'Passione' nibbles; 'Awake' blinks; Rampal; and Stray Cats

There's a lot wrong with ''Passione.'' It's a veritable lasagna of Italian and WASP stereotypes, sentimentality, sexual jokes and innuendo, and profanity. The actors are too young for the parts. Corny dialogue. Overacting. Incorrect dialects. You name it.

It's also very funny. There's a twinkle behind the excesses that makes them palatable, and a warm family feeling.

Set in Boston's North End (playing there as well, at the Nucleo Eclettico Theatre), Albert Innaurato's play deals with the inevitable clash that erupts when a North Carolina hillbilly (now a doctor) comes to pick up her belongings from her Italian-American ex-husband (a failed inventor whom she deserted eight years ago), and to reconcile with her son.

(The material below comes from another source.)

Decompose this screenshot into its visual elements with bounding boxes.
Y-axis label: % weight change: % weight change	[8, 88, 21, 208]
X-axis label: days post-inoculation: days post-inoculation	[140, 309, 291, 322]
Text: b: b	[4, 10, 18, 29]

Innaurato slaps on the stereotypes with a trowel. The Italian men sing, eat a lot, kiss and hug each other, and try to seduce the women. The prim ex-wife has an empty life, and the rowdy sister who accompanies her is a militant feminist with a cleaning fetish. The culture clash is predictable, but often funny.

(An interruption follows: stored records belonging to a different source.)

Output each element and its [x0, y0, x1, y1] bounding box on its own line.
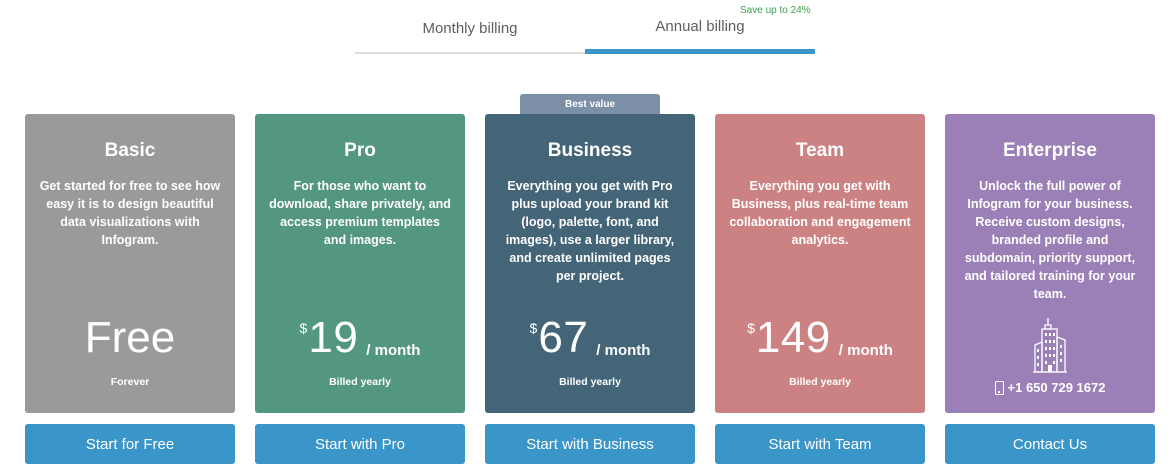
price-currency: $ [299, 320, 308, 336]
price-row: $ 149 / month [715, 312, 925, 368]
best-value-badge: Best value [520, 94, 660, 114]
plan-title: Enterprise [1003, 140, 1097, 161]
contact-us-button[interactable]: Contact Us [945, 424, 1155, 464]
plan-title: Team [795, 140, 845, 161]
price-amount: 67 [538, 313, 589, 362]
billing-note: Forever [110, 376, 150, 388]
enterprise-phone[interactable]: +1 650 729 1672 [945, 380, 1155, 395]
plan-description: Everything you get with Pro plus upload … [505, 179, 675, 283]
tab-monthly-billing-label: Monthly billing [422, 19, 518, 37]
save-note: Save up to 24% [740, 5, 811, 16]
start-business-button[interactable]: Start with Business [485, 424, 695, 464]
price-row: $ 67 / month [485, 312, 695, 368]
price-period: / month [366, 342, 421, 359]
start-free-button[interactable]: Start for Free [25, 424, 235, 464]
plan-description: Everything you get with Business, plus r… [729, 179, 911, 247]
billing-note: Billed yearly [329, 376, 391, 388]
plan-title: Pro [344, 140, 376, 161]
building-icon [1033, 318, 1067, 373]
plan-card-team: Team Everything you get with Business, p… [715, 114, 925, 413]
billing-note: Billed yearly [559, 376, 621, 388]
plan-card-business: Business Everything you get with Pro plu… [485, 114, 695, 413]
start-team-button[interactable]: Start with Team [715, 424, 925, 464]
billing-note: Billed yearly [789, 376, 851, 388]
price-row: Free [25, 312, 235, 368]
phone-icon [994, 380, 1004, 395]
price-period: / month [596, 342, 651, 359]
price-amount: 149 [755, 313, 831, 362]
plan-card-basic: Basic Get started for free to see how ea… [25, 114, 235, 413]
plan-description: Get started for free to see how easy it … [39, 179, 221, 247]
plan-description: For those who want to download, share pr… [269, 179, 451, 247]
price-currency: $ [747, 320, 755, 336]
tab-annual-billing-label: Annual billing [655, 18, 745, 35]
billing-toggle: Monthly billing Annual billing Save up t… [355, 0, 815, 54]
phone-number: +1 650 729 1672 [1007, 380, 1106, 395]
price-period: / month [838, 342, 893, 359]
plan-title: Basic [104, 140, 156, 161]
plan-title: Business [547, 140, 633, 161]
price-amount: 19 [308, 313, 359, 362]
start-pro-button[interactable]: Start with Pro [255, 424, 465, 464]
tab-annual-billing[interactable]: Annual billing [585, 0, 815, 54]
plan-card-pro: Pro For those who want to download, shar… [255, 114, 465, 413]
price-row: $ 19 / month [255, 312, 465, 368]
tab-monthly-billing[interactable]: Monthly billing [355, 0, 585, 54]
price-currency: $ [529, 320, 538, 336]
price-amount: Free [84, 313, 176, 362]
plan-description: Unlock the full power of Infogram for yo… [964, 179, 1136, 301]
plan-card-enterprise: Enterprise Unlock the full power of Info… [945, 114, 1155, 413]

The playwright serves up an antipasto of issues: success vs. failure, feminism vs. chauvinism, being a ''Wop in a WASP society,'' overweight in a skinny society. While the foibles of both cultures are shown, the barbs are sharpest against the WASPs, whose lives come across as barren compared with the warmth and sensuality of the Italians.

None of the issues are cooked through, but some nice points are made. The ex-wife judges her daughter-in-law, Francine (a circus fat lady), to be the symbol of the Italian-American family's failure. Instead, Francine turns out to be the glue that holds it together.

Most of the characters are larger than life and are directed by Grey Cattell Johnson to be even more so. The loud and salty WASP sister (played with great vitality by Ursula Drabik) sounds more like a Texas cowgirl than a hillbilly. Francine (Janet Cicchese) has a huge ''aria'' to the joys of obesity. Her father (Paul Dunn) carries absurdly high loads of household belongings around.

The play's at its best when the characters are squabbling or zinging off one-liners. In the quiet, emotional scenes it sometimes gets schmaltzy and physically awkward. But it's a rollicking, genuinely funny play, and those are hard to come by.